Through recent research, the National Institute for Occupational Safety and Health reported that 40% of workers reported that their job was very or extremely stressful. A 2000 Integra Survey also reported that 62% of workers routinely find that they end the day with work-related neck pain, 44% reported stressed-out eyes, 38% complained of hurting hands and 34% reported difficulty sleeping because they were too stressed-out. As year end approaches and they worry about personal security and their family’s well being, holiday activities which should be relaxing, tend to add to the stress felt by employees.

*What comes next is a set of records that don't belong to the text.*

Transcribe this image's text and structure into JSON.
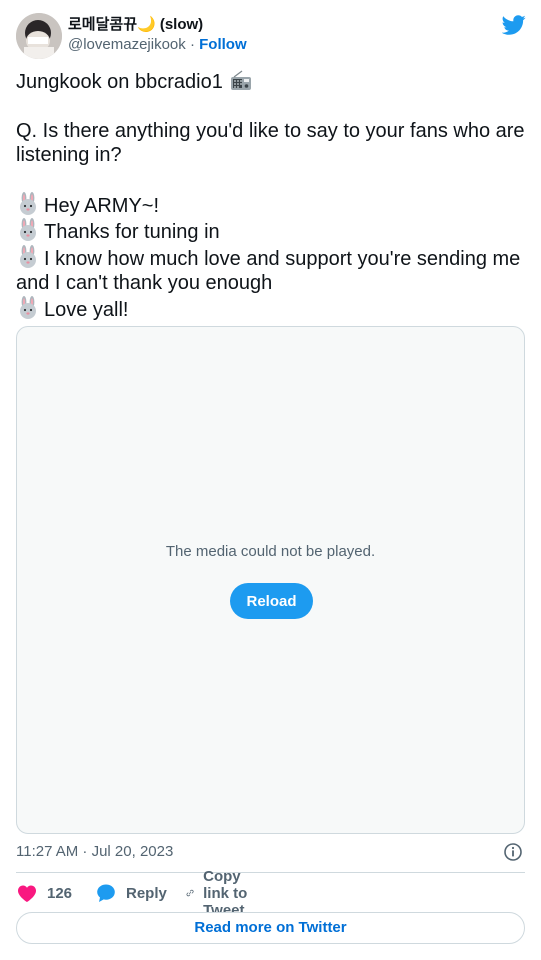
{
  "author": {
    "display_name": "로메달콤뀨🌙 (slow)",
    "handle": "@lovemazejikook",
    "separator": " · ",
    "follow_label": "Follow"
  },
  "tweet": {
    "line1": "Jungkook on bbcradio1",
    "line2": "Q. Is there anything you'd like to say to your fans who are listening in?",
    "line3": "Hey ARMY~!",
    "line4": "Thanks for tuning in",
    "line5": "I know how much love and support you're sending me and I can't thank you enough",
    "line6": "Love yall!"
  },
  "media": {
    "message": "The media could not be played.",
    "reload_label": "Reload"
  },
  "meta": {
    "timestamp": "11:27 AM · Jul 20, 2023"
  },
  "actions": {
    "like_count": "126",
    "reply_label": "Reply",
    "copy_label": "Copy link to Tweet"
  },
  "footer": {
    "read_more_label": "Read more on Twitter"
  },
  "colors": {
    "brand_blue": "#1d9bf0",
    "link_blue": "#006fd6",
    "heart": "#f91880",
    "muted": "#536471"
  },
  "icons": [
    "twitter-bird-icon",
    "radio-emoji",
    "rabbit-emoji",
    "info-icon",
    "heart-icon",
    "reply-bubble-icon",
    "link-icon"
  ]
}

At this time of year employers and employees may often have conflicting priorities caused by pressures of too many projects, busy schedules and too little time. At a time when companies are trying to meet deadlines, finalizing budgets for next year, generating sales to get them into the black and wrap up year-end paperwork, workers might be stressing over their own Thanksgiving and Christmas holiday planning and rapidly approaching work deadlines. While businesses are focused on increased potential holiday revenues, workers are preparing to welcome friends or families while still trying to stay on top of what’s happening at the office. The pressures increase significantly when family and business collide, when you are entrepreneur and employee, rolled into one.

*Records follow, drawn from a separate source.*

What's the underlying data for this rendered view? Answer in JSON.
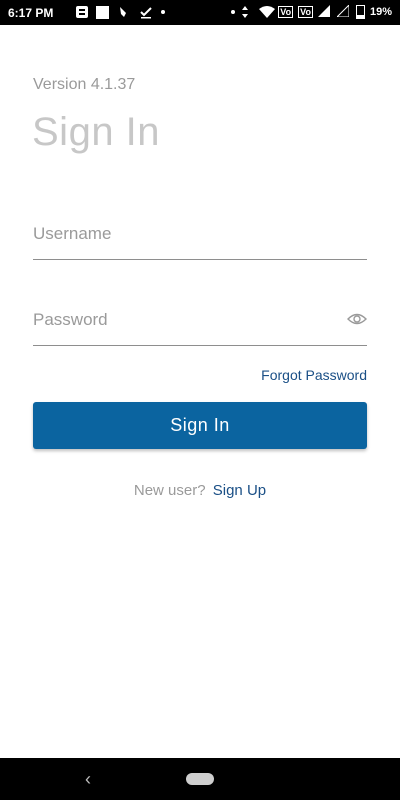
{
  "status_bar": {
    "time": "6:17 PM",
    "network_labels": [
      "Vo",
      "Vo"
    ],
    "battery_percent": "19%"
  },
  "login": {
    "version": "Version 4.1.37",
    "title": "Sign In",
    "username_placeholder": "Username",
    "password_placeholder": "Password",
    "forgot_password": "Forgot Password",
    "sign_in_button": "Sign In",
    "new_user_prompt": "New user?",
    "sign_up_link": "Sign Up"
  },
  "colors": {
    "accent": "#0b64a0",
    "link": "#1a4f86",
    "muted_text": "#9a9a9a"
  },
  "icons": {
    "status_left": [
      "message-icon",
      "square-icon",
      "key-icon",
      "check-icon",
      "dot-icon"
    ],
    "status_right": [
      "dot-icon",
      "data-arrows-icon",
      "wifi-icon",
      "lte-icon",
      "signal-icon",
      "signal-icon",
      "battery-icon"
    ],
    "password_toggle": "eye-icon",
    "nav": [
      "back-icon",
      "home-pill-icon"
    ]
  }
}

Many experience guilt and anxiety from having to choose between holiday programs at their kids’ schools, or working overtime to meet shipping deadlines. Many employers worry about holiday budgets and stress over employees’ reaction to smaller or sometimes nonexistent bonuses if an off year. Some employees will feel resentment about assignments that delay plans to decorate their houses like those on magazine covers that tantalize all of us as we wait in endless supermarket lines. Working Dads will feel inadequate when, because of work schedules, their house is the only one on the block still without lights a few days before the big day and working Moms will feel guilty for resorting to burning “Fresh Baked Cookie Dough” candles, since there was no time to bake. Many will be especially frustrated because we are too tired to participate in spiritual events as planned during the season.

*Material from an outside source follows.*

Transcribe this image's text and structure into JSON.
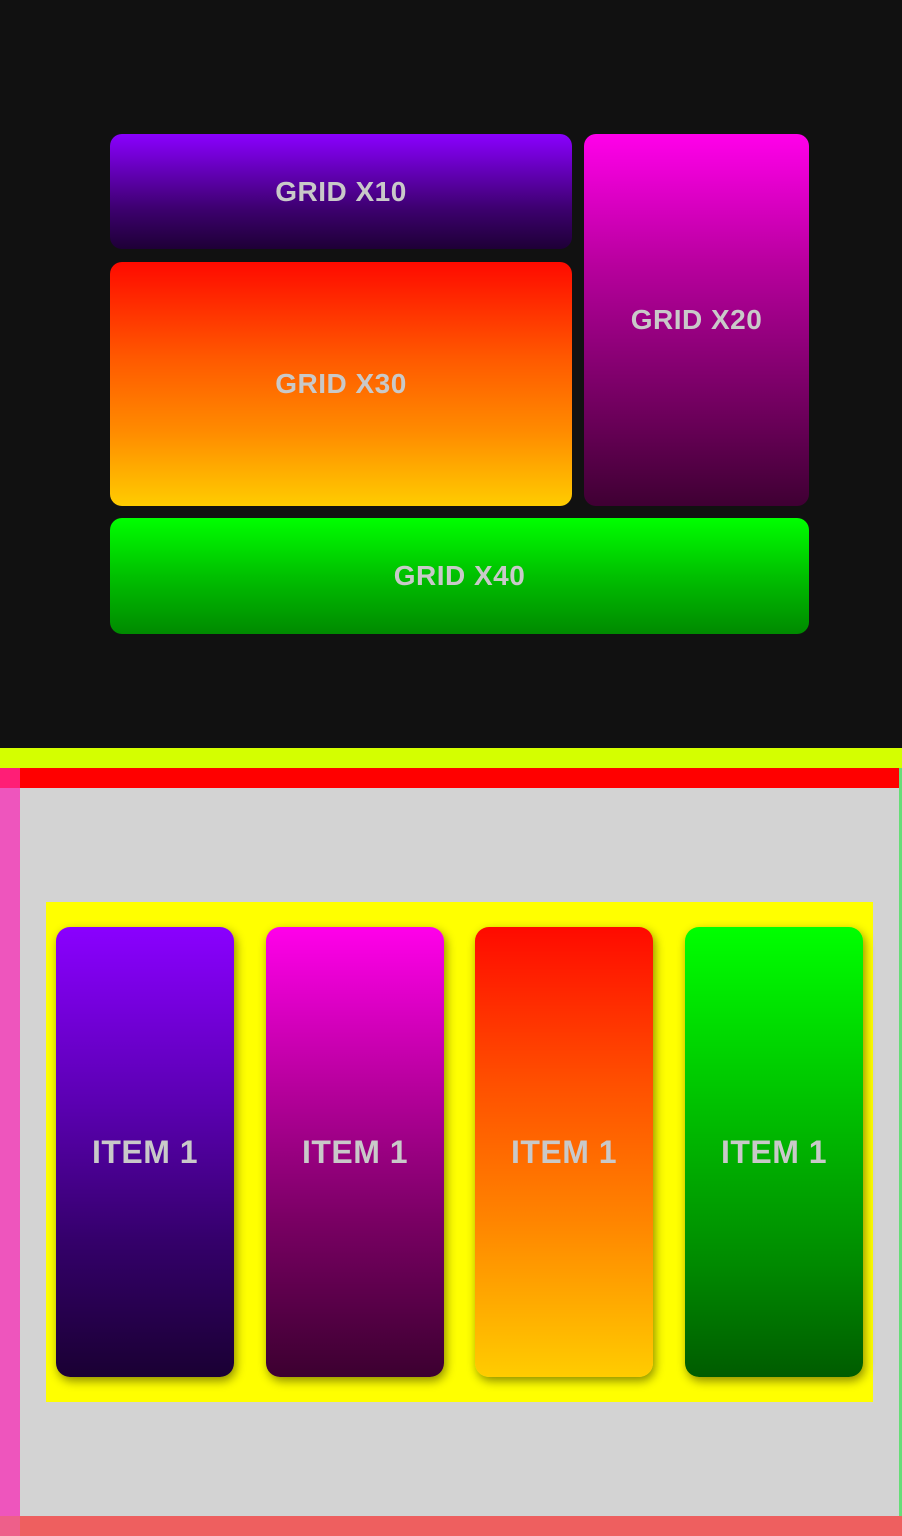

For those of us who love our work we find ways to balance the two, knowing that this season will pass and next year will be here before we know it. For those already dissatisfied with their jobs, careers and organizations, routine tasks become unbearable, productivity declines further and going to work feels like walking a tightrope. The following few suggestions might help us get some perspective this 2007 holiday season.
-Identify what is important and plan your time to accomplish only those things - Our productivity will improve because of it.
-Ask for help and support from friends, family, co-workers, bosses and neighbors - Our relationships will grow from it.
-Stay flexible and open to all possibilities - Our sanity depends on it.
-Take walks with your families to admire the colors and decorations around you - Our bodies will thank us for it.
-Encourage communication in the workplace to resolve conflicts around time and projects - Our coworkers will support us for it.
-Managers should be flexible enough to support employees’ family commitments - Our organizations will be better for it.
-Employees should develop an appreciation and respect for company bottom lines - Our economy will grow from it.
-Focus on the pure simple truths of the holidays - Our communities will be better for it.
-Take time to be thankful we live in America - Our futures depend on it.